The settlement announced Oct. 19 came as a result of a federal complaint filed by current and former students who were one-time patients of Dr. George Tyndall, who had worked for decades at USC’s student health center.
Former female patients alleged that Tyndall had subjected them to inappropriate touching, penetration, comments, photography and sexual harassment.
“Our Board of Trustees supports this settlement, which was reached in collaboration with plaintiffs’ council, and which will provide relief to those who have been impacted by this difficult experience,” said Wanda Austin, interim president of USC, in a letter to the campus. “By doing so, we hope that we can help our community move collectively toward reconciliation.
“I regret that any student ever felt uncomfortable, unsafe, or mistreated in any way as a result of the actions of a university employee.”
The settlement provides $2,500 to any patient who had received women’s health services from Tyndall. Patients willing to provide further details about their experience could be eligible for compensation up to $250,000.
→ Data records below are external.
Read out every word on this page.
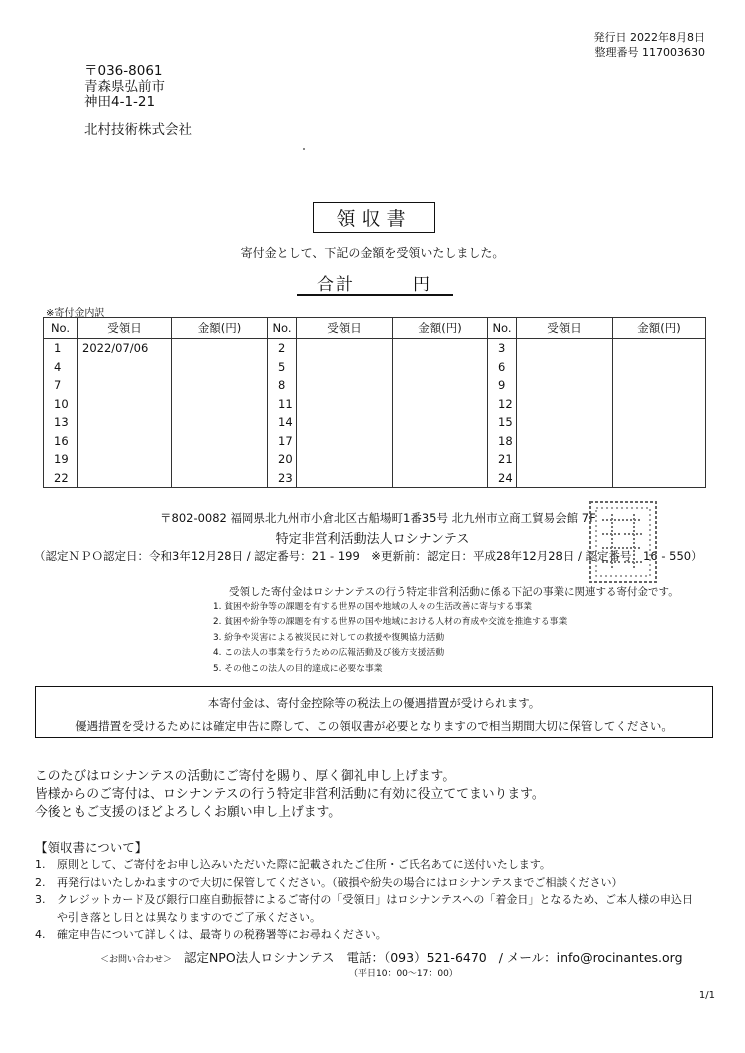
発行日 2022年8月8日
整理番号 117003630
〒036-8061
青森県弘前市
神田4-1-21
北村技術株式会社
領収書
寄付金として、下記の金額を受領いたしました。
合計	円
※寄付金内訳
No.	受領日	金額(円)	No.	受領日	金額(円)	No.	受領日	金額(円)
1	2022/07/06		2			3		
4			5			6		
7			8			9		
10			11			12		
13			14			15		
16			17			18		
19			20			21		
22			23			24		
〒802-0082 福岡県北九州市小倉北区古船場町1番35号 北九州市立商工貿易会館 7F
特定非営利活動法人ロシナンテス
（認定ＮＰＯ認定日：令和3年12月28日 / 認定番号：21 - 199　※更新前：認定日：平成28年12月28日 / 認定番号：16 - 550）
受領した寄付金はロシナンテスの行う特定非営利活動に係る下記の事業に関連する寄付金です。
1. 貧困や紛争等の課題を有する世界の国や地域の人々の生活改善に寄与する事業
2. 貧困や紛争等の課題を有する世界の国や地域における人材の育成や交流を推進する事業
3. 紛争や災害による被災民に対しての救援や復興協力活動
4. この法人の事業を行うための広報活動及び後方支援活動
5. その他この法人の目的達成に必要な事業
本寄付金は、寄付金控除等の税法上の優遇措置が受けられます。
優遇措置を受けるためには確定申告に際して、この領収書が必要となりますので相当期間大切に保管してください。
このたびはロシナンテスの活動にご寄付を賜り、厚く御礼申し上げます。
皆様からのご寄付は、ロシナンテスの行う特定非営利活動に有効に役立ててまいります。
今後ともご支援のほどよろしくお願い申し上げます。
【領収書について】
1.	原則として、ご寄付をお申し込みいただいた際に記載されたご住所・ご氏名あてに送付いたします。
2.	再発行はいたしかねますので大切に保管してください。（破損や紛失の場合にはロシナンテスまでご相談ください）
3.	クレジットカード及び銀行口座自動振替によるご寄付の「受領日」はロシナンテスへの「着金日」となるため、ご本人様の申込日や引き落とし日とは異なりますのでご了承ください。
4.	確定申告について詳しくは、最寄りの税務署等にお尋ねください。
＜お問い合わせ＞ 認定NPO法人ロシナンテス 電話：（093）521-6470 / メール：info@rocinantes.org
（平日10：00～17：00）
1/1
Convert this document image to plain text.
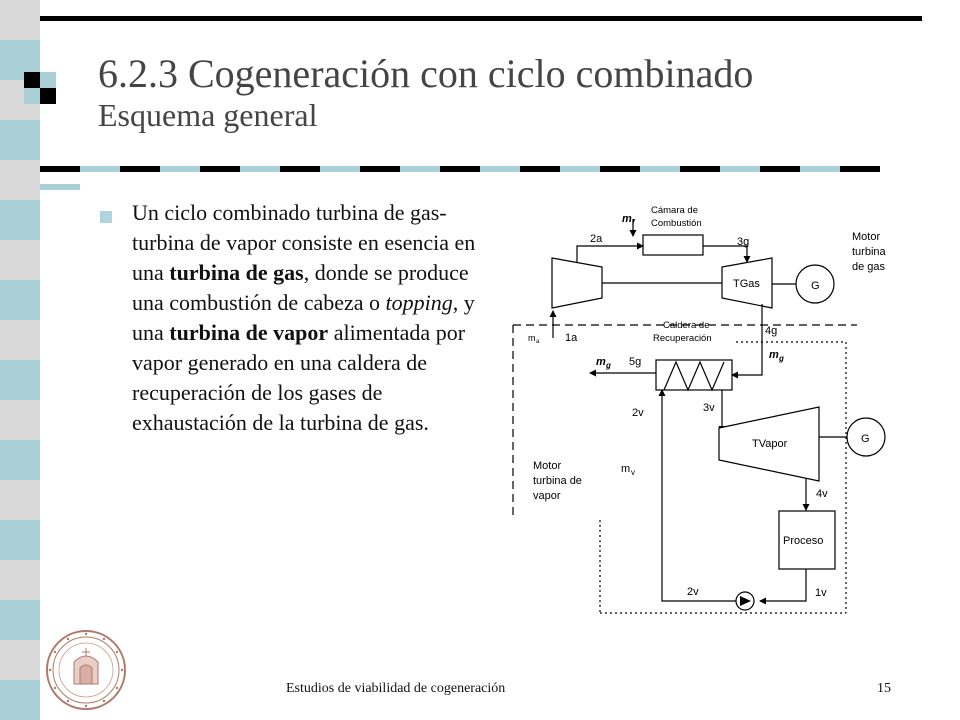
6.2.3 Cogeneración con ciclo combinado
Esquema general
Un ciclo combinado turbina de gas-turbina de vapor consiste en esencia en una turbina de gas, donde se produce una combustión de cabeza o topping, y una turbina de vapor alimentada por vapor generado en una caldera de recuperación de los gases de exhaustación de la turbina de gas.
Cámara de
Combustión
m f
2a	3g	Motor
turbina
de gas
TGas	G
m a 1a
Caldera de
Recuperación
4g
m g 5g
m g
2v	3v
TVapor	G
Motor
turbina de
vapor
m v
4v
Proceso
2v	1v
Estudios de viabilidad de cogeneración	15
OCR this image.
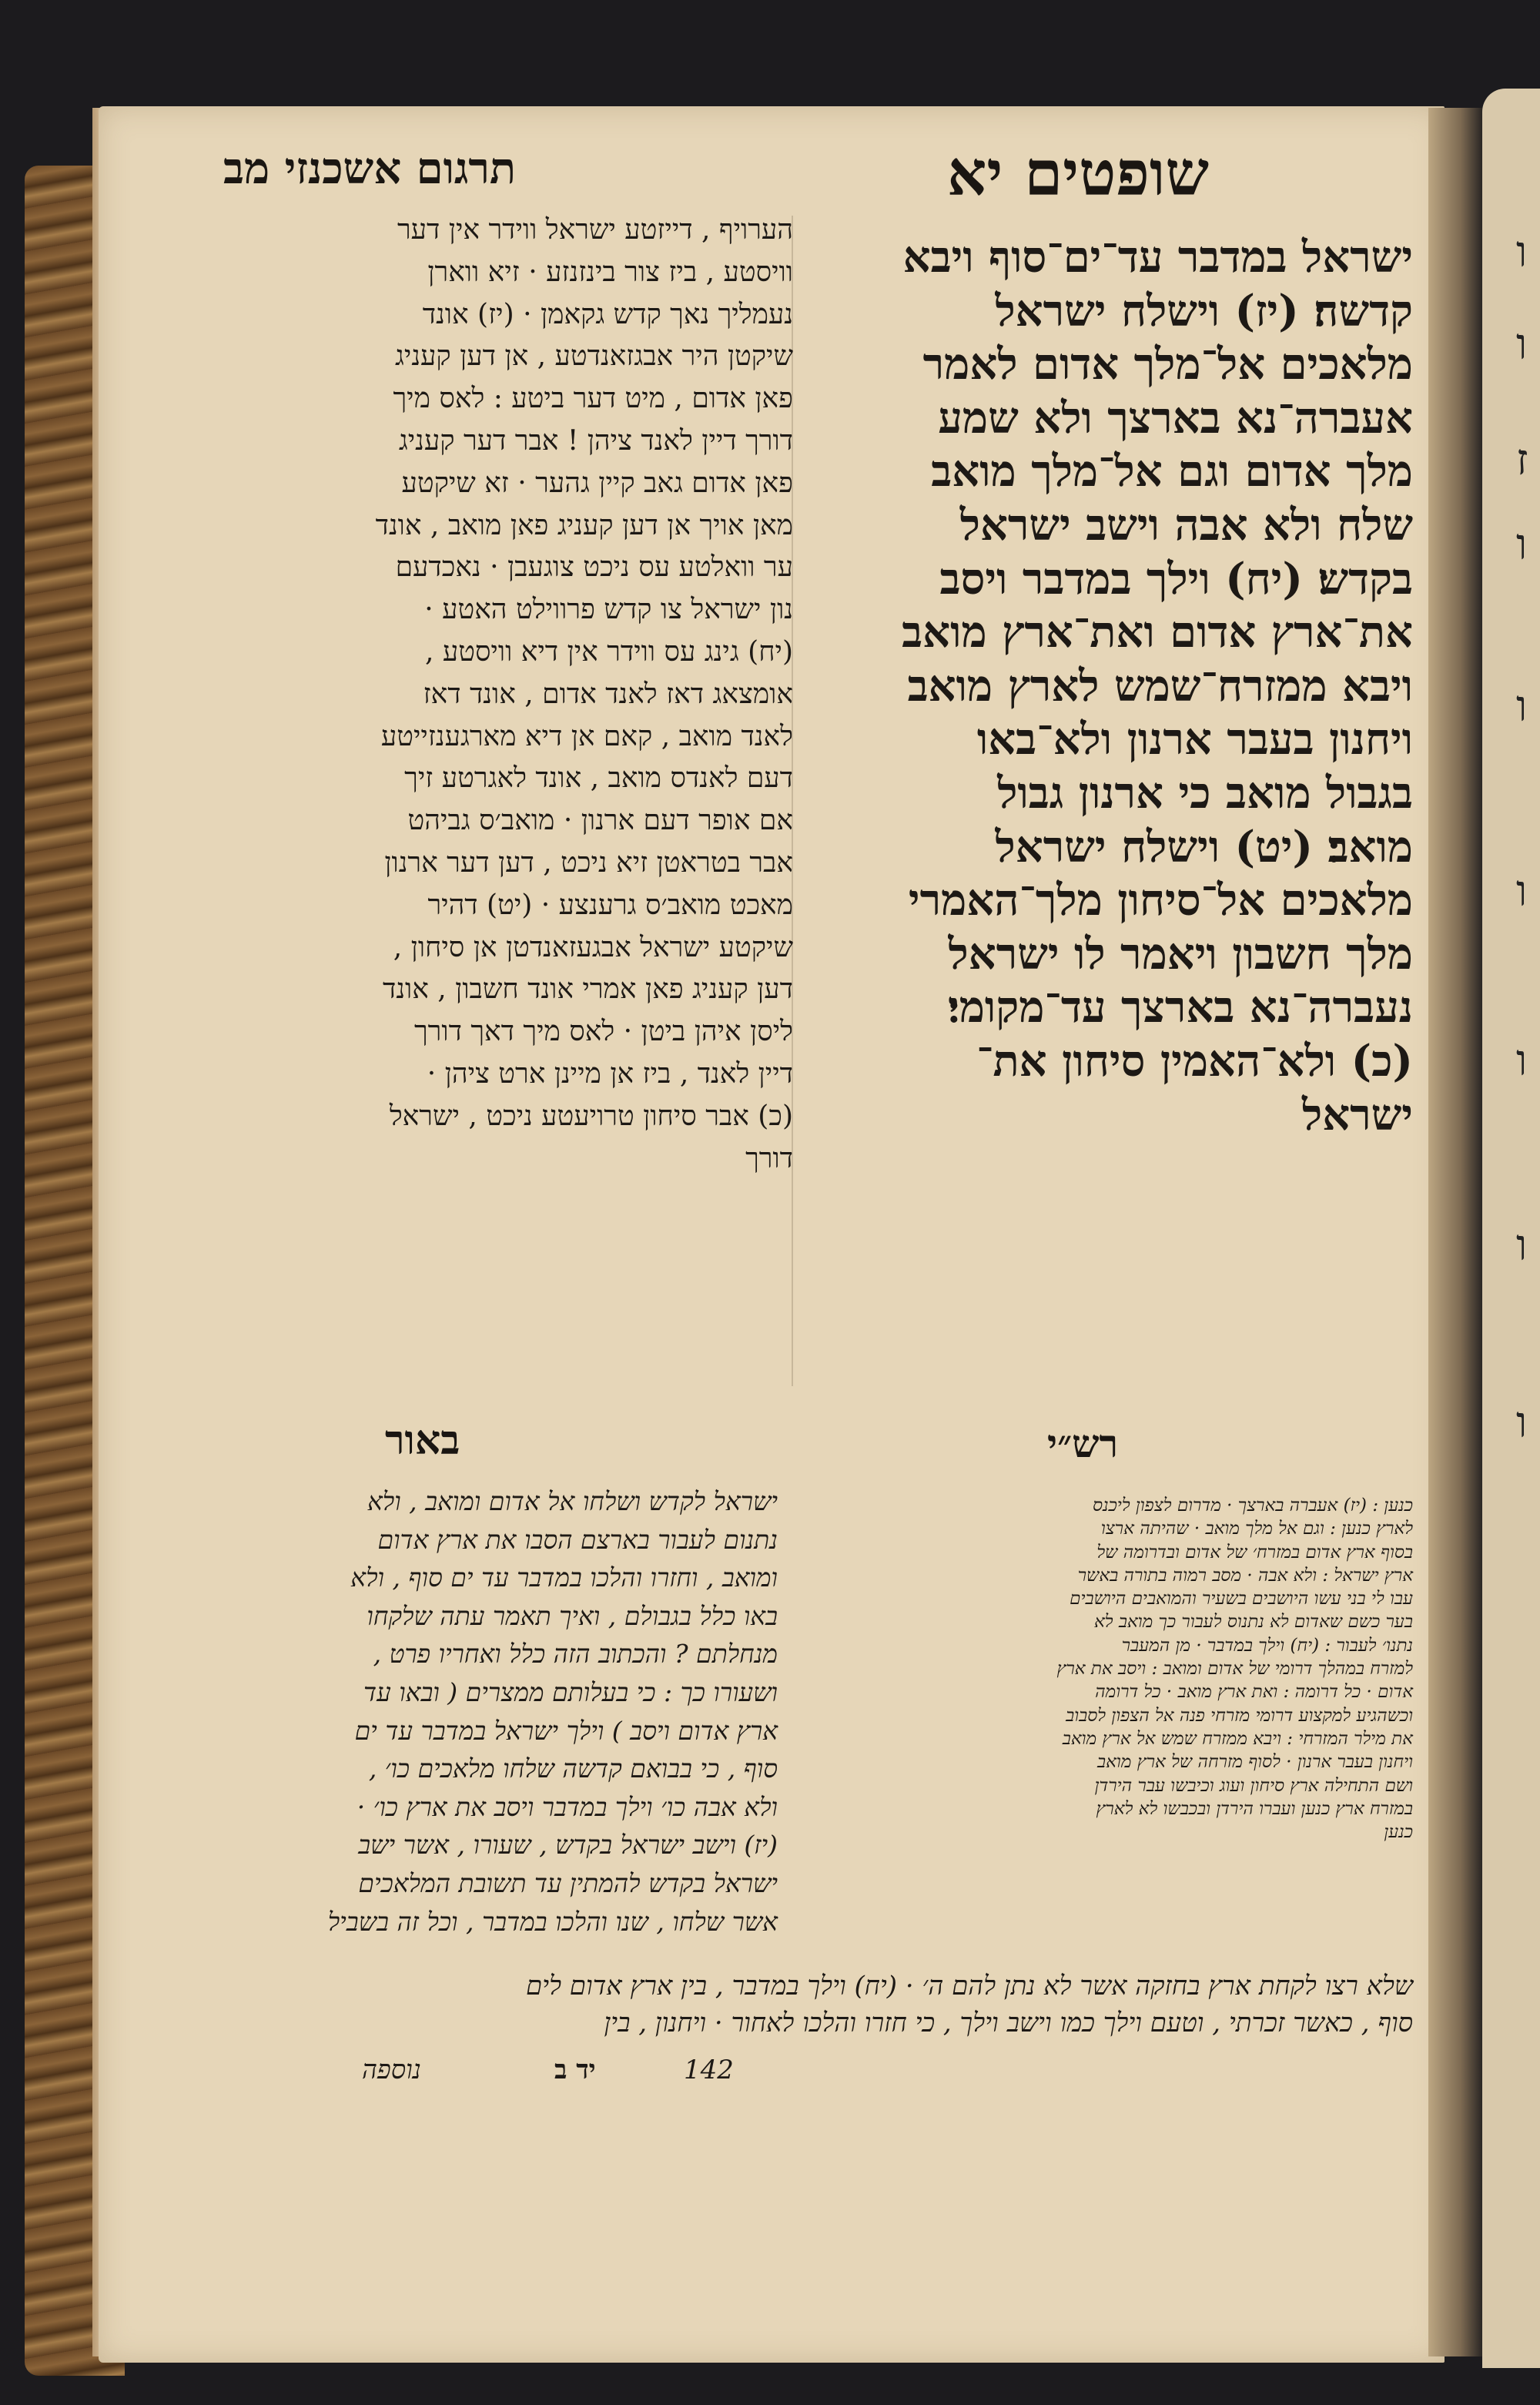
ו
ו
ז
ו
ו
ו
ו
ו
ו
שופטים יא
תרגום אשכנזי מב
ישראל במדבר עד־ים־סוף ויבא
קדשה׃ (יז) וישלח ישראל
מלאכים אל־מלך אדום לאמר
אעברה־נא בארצך ולא שמע
מלך אדום וגם אל־מלך מואב
שלח ולא אבה וישב ישראל
בקדש׃ (יח) וילך במדבר ויסב
את־ארץ אדום ואת־ארץ מואב
ויבא ממזרח־שמש לארץ מואב
ויחנון בעבר ארנון ולא־באו
בגבול מואב כי ארנון גבול
מואב׃ (יט) וישלח ישראל
מלאכים אל־סיחון מלך־האמרי
מלך חשבון ויאמר לו ישראל
נעברה־נא בארצך עד־מקומי׃
(כ) ולא־האמין סיחון את־
ישראל
הערויף , דייזטע ישראל ווידר אין דער
וויסטע , ביז צור בינזנזע · זיא ווארן
נעמליך נאך קדש גקאמן · (יז) אונד
שיקטן היר אבגזאנדטע , אן דען קעניג
פאן אדום , מיט דער ביטע : לאס מיך
דורך דיין לאנד ציהן ! אבר דער קעניג
פאן אדום גאב קיין גהער · זא שיקטע
מאן אויך אן דען קעניג פאן מואב , אונד
ער וואלטע עס ניכט צוגעבן · נאכדעם
נון ישראל צו קדש פרווילט האטע ·
(יח) גינג עס ווידר אין דיא וויסטע ,
אומצאג דאז לאנד אדום , אונד דאז
לאנד מואב , קאם אן דיא מארגענזייטע
דעם לאנדס מואב , אונד לאגרטע זיך
אם אופר דעם ארנון · מואב׳ס גביהט
אבר בטראטן זיא ניכט , דען דער ארנון
מאכט מואב׳ס גרענצע · (יט) דהיר
שיקטע ישראל אבגעזאנדטן אן סיחון ,
דען קעניג פאן אמרי אונד חשבון , אונד
ליסן איהן ביטן · לאס מיך דאך דורך
דיין לאנד , ביז אן מיינן ארט ציהן ·
(כ) אבר סיחון טרויעטע ניכט , ישראל
דורך
באור	רש״י
ישראל לקדש ושלחו אל אדום ומואב , ולא
נתנום לעבור בארצם הסבו את ארץ אדום
ומואב , וחזרו והלכו במדבר עד ים סוף , ולא
באו כלל בגבולם , ואיך תאמר עתה שלקחו
מנחלתם ? והכתוב הזה כלל ואחריו פרט ,
ושעורו כך : כי בעלותם ממצרים ( ובאו עד
ארץ אדום ויסב ) וילך ישראל במדבר עד ים
סוף , כי בבואם קדשה שלחו מלאכים כו׳ ,
ולא אבה כו׳ וילך במדבר ויסב את ארץ כו׳ ·
(יז) וישב ישראל בקדש , שעורו , אשר ישב
ישראל בקדש להמתין עד תשובת המלאכים
אשר שלחו , שנו והלכו במדבר , וכל זה בשביל
כנען : (יז) אעברה בארצך · מדרום לצפון ליכנס
לארץ כנען : וגם אל מלך מואב · שהיתה ארצו
בסוף ארץ אדום במזרח׳ של אדום ובדרומה של
ארץ ישראל : ולא אבה · מסב רמוה בתורה באשר
עבו לי בני עשו היושבים בשעיר והמואבים היושבים
בער כשם שאדום לא נתנוס לעבור כך מואב לא
נתנו׳ לעבור : (יח) וילך במדבר · מן המעבר
למזרח במהלך דרומי של אדום ומואב : ויסב את ארץ
אדום · כל דרומה : ואת ארץ מואב · כל דרומה
וכשהגיע למקצוע דרומי מזרחי פנה אל הצפון לסבוב
את מילר המזרחי : ויבא ממזרח שמש אל ארץ מואב
ויחנון בעבר ארנון · לסוף מזרחה של ארץ מואב
ושם התחילה ארץ סיחון ועוג וכיבשו עבר הירדן
במזרח ארץ כנען ועברו הירדן ובכבשו לא לארץ
כנען
שלא רצו לקחת ארץ בחזקה אשר לא נתן להם ה׳ · (יח) וילך במדבר , בין ארץ אדום לים
סוף , כאשר זכרתי , וטעם וילך כמו וישב וילך , כי חזרו והלכו לאחור · ויחנון , בין
נוספה	יד ב	142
The alleged abuse by the former campus gynecologist, in addition to allegations of inappropriate conduct y former medical school Dean Carmen Puliafito had caused USC President Max Mikias to step down Aug. 7. Austin was picked to lead the university pending a nationwide search.
She said that “sweeping changes” have been made to prevent further misconduct.
An attorney representing hundreds of women who had visited Tyndall said the settlement stands as testament to their strength and willingness to come forward.
“We are pleased that this proposed settlement will bring meaningful recovery to this class of women,” without intensive litigation and discovery directed at the victims, and provides a relatively simple process to have their cases evaluated,” said Steve Berman, managing partner of Hagens Berman Sobol Shapiro, the consumer-rights law firm that represented the women, in a statement.